Okinawa Veteran Bring Back Japanese Bowl Dated October 31, 1945

$160.00

This WWII Japanese bowl comes from the bring back collection of a WWII veteran who served in the Pacific Theater and the bloody combat operation on the island of Okinawa. Items such as these were usually obtained by U.S. soldier as they cleared Japanese positions and caves. The bowl shows heavy use and wear and is cracked in multiple places. The bowl still maintains all of the original dirt. The date on the bowl is inscribed by the soldier “Okinawa Oct 31, 1945”. The battle of Okinawa lasted from March 26th – July 2nd, 1945. It is believed that this bowls was found in a cleared Japanese cave during the following months of the American occupation of the island.
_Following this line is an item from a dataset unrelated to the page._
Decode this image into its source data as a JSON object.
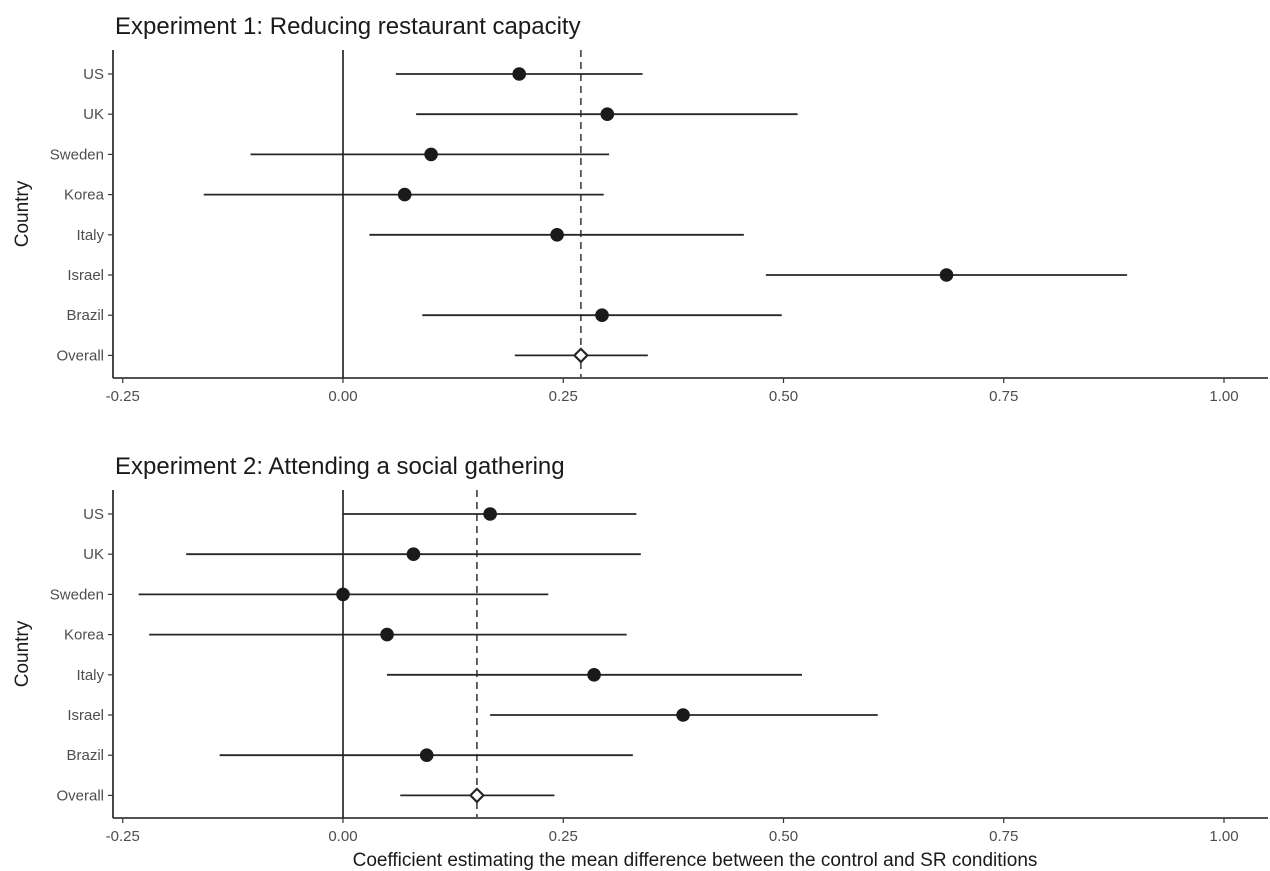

The Battle of Okinawa (Japanese: 沖縄戦, Hepburn: Okinawa-sen), codenamed Operation Iceberg, was a major battle of the Pacific War fought on the island of Okinawa by United States Marine and Army forces against the Imperial Japanese Army. The initial invasion of Okinawa on April 1, 1945, was the largest amphibious assault in the Pacific Theater of World War II. The Kerama Islands surrounding Okinawa were preemtively captured on March 26th, (L-6) by the 77th Infantry Division. The 98-day battle lasted from March 26th until July 2nd, 1945. After a long campaign of island hopping, the Allies were planning to use Kadena Air Base on the large island of Okinawa as a base for Operation Downfall, the planned invasion of the Japanese home islands, 340 mi (550 km) away.

The battle has been referred to as the "typhoon of steel" in English, and tetsu no ame ("rain of steel") or tetsu no bōfū ("violent wind of steel") in Japanese. The nicknames refer to the ferocity of the fighting, the intensity of Japanese kamikaze attacks, and the sheer numbers of Allied ships and armored vehicles that assaulted the island. The battle was one of the bloodiest in the Pacific, with approximately 160,000 casualties on both sides: at least 75,000 Allied and 84,166–117,000 Japanese, including drafted Okinawans wearing Japanese uniforms. 149,425 Okinawans were killed, died by suicide or went missing, a significant proportion of the estimated pre-war 300,000 local population.